И переводчик сдается.
Но в ответ нам заявляют, что рабочая дисциплина должна стать лучше! Я остаюсь на своем посту только потому, что не хочу, чтобы люди типа Кубина вмешивались в составление официального отчета о настроении военнопленных и об успехах в деле их перевоспитания в духе антифашизма.
Хотя мне не стоит говорить об этом, но я считаю, что мы — Ганс, Карл и я — поступили правильно, образовав здесь антифашистский актив.
Кроме того, мне живется здесь лучше, чем оставшимся в лесном лагере. И я все еще надеюсь, что, возможно, скоро начнут отправлять первые эшелоны с военнопленными домой, в Германию.
— У вас, активистов, наилучшие шансы! — говорит мне один из пленных.
У меня есть обязанности.
У меня есть определенные преимущества.
Разве можно желать чего-то большего в жизни?
Да, можно потребовать, чтобы тебе разрешили открыто заявить о своей приверженности хорошему, справедливому делу! Можно потребовать, чтобы исполнение своих обязанностей и собственная выгода были, в конце концов, непременно взаимосвязаны.
Но здесь все разваливается.
Все, чему человек позволяет распадаться!
Почти ничего не происходит. Один за другим однообразно проходят дни.
Я разучился различать события. Я уже не знаю, что должен запомнить, а о чем лучше поскорее забыть. Каждое утро я тщательно чищу свои высокие сапоги, которые, собственно говоря, мне не принадлежат.
Теперь я умываюсь так, как умываются русские. И я уже привык к этому: я набираю полный рот воды и умываю ею лицо и руки.
Когда я выглядываю в окно, то вижу, как по улице бредет дюжина пленных из госпиталя.
Они возвращаются с купания и, шаркая ногами, бредут за толстой медсестрой в своих длинных больничных халатах, как нищенствующие монахи, идущие за церковными хоругвями.
Один из них приветствует меня кивком.
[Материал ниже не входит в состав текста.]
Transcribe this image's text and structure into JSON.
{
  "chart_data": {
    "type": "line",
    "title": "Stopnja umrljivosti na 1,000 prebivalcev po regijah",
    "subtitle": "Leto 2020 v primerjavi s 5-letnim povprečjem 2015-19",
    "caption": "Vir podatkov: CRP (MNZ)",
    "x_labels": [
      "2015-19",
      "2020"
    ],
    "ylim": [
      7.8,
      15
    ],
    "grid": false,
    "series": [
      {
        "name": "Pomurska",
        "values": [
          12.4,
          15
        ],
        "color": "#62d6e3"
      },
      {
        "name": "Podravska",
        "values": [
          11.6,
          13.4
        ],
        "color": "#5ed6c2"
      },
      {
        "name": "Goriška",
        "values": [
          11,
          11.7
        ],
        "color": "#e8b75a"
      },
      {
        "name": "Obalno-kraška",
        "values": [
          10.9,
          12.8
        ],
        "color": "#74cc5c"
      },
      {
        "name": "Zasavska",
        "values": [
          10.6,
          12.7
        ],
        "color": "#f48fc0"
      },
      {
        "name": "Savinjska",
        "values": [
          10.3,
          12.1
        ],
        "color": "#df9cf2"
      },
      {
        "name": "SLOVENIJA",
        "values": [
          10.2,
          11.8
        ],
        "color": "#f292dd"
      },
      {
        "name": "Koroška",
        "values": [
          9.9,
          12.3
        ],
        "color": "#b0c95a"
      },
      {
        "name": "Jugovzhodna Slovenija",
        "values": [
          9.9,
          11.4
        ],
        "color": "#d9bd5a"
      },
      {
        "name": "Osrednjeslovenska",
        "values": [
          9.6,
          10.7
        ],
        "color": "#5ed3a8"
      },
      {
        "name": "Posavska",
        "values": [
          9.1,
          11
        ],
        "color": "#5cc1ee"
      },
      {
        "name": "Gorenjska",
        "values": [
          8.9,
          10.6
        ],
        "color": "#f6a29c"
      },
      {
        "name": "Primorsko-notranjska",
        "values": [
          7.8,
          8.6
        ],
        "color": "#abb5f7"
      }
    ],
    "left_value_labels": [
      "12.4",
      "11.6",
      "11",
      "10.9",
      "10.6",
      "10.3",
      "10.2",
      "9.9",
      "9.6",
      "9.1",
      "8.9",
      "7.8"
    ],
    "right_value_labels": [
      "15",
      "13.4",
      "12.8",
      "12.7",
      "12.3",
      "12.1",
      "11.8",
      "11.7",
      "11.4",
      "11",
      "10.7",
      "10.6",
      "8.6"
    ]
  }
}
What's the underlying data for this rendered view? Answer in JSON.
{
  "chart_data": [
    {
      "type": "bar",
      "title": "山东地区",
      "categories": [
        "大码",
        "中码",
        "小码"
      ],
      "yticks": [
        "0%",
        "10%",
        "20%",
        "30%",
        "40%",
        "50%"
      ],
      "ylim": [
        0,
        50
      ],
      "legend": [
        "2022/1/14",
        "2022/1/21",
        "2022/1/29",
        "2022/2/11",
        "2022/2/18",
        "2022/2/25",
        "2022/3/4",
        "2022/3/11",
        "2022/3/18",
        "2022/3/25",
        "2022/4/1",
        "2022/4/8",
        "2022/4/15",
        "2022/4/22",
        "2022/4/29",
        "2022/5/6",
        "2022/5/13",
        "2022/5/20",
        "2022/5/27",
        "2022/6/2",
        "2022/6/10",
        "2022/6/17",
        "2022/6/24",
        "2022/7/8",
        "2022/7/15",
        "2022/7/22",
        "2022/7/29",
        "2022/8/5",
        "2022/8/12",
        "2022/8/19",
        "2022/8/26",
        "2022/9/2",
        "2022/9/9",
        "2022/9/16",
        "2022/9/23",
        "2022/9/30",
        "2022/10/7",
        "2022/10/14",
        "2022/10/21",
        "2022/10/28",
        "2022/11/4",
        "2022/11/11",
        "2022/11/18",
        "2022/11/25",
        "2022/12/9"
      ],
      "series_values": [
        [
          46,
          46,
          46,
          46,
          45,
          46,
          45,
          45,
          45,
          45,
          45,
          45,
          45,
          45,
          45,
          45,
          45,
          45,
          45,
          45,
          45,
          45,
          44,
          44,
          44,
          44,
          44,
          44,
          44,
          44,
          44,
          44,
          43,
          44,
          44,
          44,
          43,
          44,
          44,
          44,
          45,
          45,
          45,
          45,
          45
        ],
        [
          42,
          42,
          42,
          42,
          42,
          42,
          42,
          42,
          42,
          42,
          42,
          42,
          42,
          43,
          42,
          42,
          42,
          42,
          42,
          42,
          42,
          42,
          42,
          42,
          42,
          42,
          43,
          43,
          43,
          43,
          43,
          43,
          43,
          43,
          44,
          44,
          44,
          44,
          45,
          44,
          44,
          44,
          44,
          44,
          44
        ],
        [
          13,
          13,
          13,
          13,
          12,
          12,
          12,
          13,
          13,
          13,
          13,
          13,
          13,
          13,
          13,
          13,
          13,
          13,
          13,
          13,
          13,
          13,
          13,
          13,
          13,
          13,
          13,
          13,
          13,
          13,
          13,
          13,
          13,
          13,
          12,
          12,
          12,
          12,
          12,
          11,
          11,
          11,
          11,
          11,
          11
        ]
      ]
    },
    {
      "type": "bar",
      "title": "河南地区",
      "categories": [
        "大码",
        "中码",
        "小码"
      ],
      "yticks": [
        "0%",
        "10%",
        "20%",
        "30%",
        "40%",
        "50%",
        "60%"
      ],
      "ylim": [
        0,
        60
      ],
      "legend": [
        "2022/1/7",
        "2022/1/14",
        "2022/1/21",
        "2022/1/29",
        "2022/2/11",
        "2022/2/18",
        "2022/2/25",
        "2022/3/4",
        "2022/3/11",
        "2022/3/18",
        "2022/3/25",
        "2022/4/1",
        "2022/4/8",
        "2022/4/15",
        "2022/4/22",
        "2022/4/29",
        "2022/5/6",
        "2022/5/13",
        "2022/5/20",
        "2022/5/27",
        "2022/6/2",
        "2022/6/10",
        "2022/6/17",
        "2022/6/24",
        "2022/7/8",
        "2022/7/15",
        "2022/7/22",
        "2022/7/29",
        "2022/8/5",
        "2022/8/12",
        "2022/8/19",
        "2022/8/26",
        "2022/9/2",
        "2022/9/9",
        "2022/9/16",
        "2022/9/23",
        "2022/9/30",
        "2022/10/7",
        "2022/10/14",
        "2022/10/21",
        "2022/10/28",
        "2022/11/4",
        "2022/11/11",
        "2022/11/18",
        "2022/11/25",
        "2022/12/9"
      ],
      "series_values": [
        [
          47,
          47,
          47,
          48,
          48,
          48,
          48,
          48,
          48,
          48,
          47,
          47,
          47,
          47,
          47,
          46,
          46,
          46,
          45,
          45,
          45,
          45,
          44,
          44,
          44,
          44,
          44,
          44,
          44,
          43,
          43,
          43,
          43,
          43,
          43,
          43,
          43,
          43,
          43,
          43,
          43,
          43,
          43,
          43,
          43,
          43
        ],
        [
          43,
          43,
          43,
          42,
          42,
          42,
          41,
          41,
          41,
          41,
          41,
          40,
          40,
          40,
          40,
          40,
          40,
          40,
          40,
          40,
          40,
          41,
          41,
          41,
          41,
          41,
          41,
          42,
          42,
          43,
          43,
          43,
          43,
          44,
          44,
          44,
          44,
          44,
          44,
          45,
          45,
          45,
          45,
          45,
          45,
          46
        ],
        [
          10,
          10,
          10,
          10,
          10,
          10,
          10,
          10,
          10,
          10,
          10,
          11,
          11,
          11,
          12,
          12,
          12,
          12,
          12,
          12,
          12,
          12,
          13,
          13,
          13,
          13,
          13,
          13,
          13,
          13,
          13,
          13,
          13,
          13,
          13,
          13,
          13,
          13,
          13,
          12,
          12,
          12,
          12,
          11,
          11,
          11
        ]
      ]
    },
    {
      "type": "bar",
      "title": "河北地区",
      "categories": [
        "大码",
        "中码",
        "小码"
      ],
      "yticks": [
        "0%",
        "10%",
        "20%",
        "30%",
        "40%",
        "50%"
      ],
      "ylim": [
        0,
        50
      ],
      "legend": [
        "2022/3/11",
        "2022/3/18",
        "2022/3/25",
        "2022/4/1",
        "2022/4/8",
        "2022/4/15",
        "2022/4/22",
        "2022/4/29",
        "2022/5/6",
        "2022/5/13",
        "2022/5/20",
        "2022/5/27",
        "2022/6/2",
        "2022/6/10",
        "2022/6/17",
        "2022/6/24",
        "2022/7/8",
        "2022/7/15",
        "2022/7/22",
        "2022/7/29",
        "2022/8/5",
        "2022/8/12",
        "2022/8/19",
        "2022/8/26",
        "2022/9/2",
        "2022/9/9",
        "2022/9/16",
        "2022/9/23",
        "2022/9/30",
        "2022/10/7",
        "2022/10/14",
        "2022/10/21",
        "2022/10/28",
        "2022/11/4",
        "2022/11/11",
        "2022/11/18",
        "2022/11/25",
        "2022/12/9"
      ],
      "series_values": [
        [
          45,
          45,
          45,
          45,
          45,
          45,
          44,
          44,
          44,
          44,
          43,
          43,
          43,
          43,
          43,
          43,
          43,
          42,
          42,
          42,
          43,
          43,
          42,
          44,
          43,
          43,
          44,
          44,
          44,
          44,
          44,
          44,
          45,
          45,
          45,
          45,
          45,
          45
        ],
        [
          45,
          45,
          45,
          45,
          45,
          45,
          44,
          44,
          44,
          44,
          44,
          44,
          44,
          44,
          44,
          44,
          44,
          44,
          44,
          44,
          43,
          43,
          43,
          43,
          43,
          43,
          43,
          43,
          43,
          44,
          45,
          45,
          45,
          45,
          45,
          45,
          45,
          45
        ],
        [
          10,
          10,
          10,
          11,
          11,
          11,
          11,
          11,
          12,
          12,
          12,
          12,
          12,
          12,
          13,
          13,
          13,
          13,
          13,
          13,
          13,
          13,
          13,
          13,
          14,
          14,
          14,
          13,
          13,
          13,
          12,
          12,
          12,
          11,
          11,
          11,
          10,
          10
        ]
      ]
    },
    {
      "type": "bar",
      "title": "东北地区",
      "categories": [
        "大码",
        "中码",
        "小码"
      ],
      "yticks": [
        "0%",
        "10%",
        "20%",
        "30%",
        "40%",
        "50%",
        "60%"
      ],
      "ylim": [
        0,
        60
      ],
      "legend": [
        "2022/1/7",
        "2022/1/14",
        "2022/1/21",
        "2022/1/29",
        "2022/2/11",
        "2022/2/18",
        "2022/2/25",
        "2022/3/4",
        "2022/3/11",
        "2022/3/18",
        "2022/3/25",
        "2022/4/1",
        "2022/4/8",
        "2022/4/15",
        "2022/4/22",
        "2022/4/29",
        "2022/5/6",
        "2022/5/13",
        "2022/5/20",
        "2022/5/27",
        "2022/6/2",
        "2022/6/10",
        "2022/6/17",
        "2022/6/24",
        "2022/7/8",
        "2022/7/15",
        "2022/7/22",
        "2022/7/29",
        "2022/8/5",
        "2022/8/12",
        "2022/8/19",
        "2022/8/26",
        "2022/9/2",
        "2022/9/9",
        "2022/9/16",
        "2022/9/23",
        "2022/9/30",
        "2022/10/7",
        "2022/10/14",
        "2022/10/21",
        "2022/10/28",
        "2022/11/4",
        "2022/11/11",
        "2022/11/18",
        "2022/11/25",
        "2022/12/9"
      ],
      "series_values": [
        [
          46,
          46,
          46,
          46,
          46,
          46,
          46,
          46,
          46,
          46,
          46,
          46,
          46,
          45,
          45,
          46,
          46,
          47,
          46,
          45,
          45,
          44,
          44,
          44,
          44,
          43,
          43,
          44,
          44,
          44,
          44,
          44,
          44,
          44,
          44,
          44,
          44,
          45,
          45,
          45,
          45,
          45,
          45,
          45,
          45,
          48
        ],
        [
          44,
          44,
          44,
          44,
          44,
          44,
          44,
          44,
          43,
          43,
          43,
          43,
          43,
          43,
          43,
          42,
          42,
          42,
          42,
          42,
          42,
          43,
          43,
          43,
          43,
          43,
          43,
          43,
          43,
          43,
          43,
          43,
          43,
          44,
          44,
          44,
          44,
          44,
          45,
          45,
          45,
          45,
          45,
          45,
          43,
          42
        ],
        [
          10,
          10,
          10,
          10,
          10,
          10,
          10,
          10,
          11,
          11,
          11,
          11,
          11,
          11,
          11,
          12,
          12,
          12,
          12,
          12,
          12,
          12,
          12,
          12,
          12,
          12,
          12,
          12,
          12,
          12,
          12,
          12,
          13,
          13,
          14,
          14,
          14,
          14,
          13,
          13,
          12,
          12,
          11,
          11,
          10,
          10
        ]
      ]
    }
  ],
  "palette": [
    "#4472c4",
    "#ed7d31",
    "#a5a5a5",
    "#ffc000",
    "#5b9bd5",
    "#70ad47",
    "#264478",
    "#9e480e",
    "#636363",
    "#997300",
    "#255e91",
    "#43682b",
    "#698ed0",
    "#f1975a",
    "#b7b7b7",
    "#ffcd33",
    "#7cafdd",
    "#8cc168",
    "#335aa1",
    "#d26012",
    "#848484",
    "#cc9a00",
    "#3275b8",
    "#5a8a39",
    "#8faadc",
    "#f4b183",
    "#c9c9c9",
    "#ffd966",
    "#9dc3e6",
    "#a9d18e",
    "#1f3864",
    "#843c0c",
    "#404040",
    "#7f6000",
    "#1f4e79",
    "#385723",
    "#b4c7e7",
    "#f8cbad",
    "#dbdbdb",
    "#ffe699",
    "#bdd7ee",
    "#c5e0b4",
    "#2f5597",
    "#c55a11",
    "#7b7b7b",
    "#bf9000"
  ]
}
Я вижу его улыбающееся лицо, но никак не могу вспомнить, кто же это.
Возможно, это один из тех, кого я предостерег однажды:
— Не пори столько чуши, если хочешь снова увидеть родину!
От голода и цинги черты его лица исказились. Однако я делаю вид, что его еще вполне можно узнать.
Трижды в день мимо наших окон проносят бачок с едой для бригады квалифицированных рабочих, живущих в соседнем доме. Те, кто носит на плечах бачок, прикрепленный к шесту, работают печниками, малярами или же владеют еще какой-нибудь нужной профессией. Мы называем их похоронной командой, так как они занимаются также и погребением умерших пленных. Вот кто ежедневно выполняет свой план на четыреста, а иногда и на шестьсот процентов.
— При постоянном нахождении в госпитале около трех тысяч пациентов всегда останется достаточно еды для двенадцати рабочих! — говорит их бригадир. Это Ферман, вместе с которым я был в лагере Антона и в утятнике.
С тех пор мы оба сделали карьеру. Но мы предпочитаем не говорить об этом.
Ферман ежедневно рассказывает мне о последних новостях.
Недавно ребята из его бригады до полусмерти избили одного военнопленного, который вырывал золотые коронки у мертвых пленных, прежде чем раз в неделю их тела вывозились в общую могилу.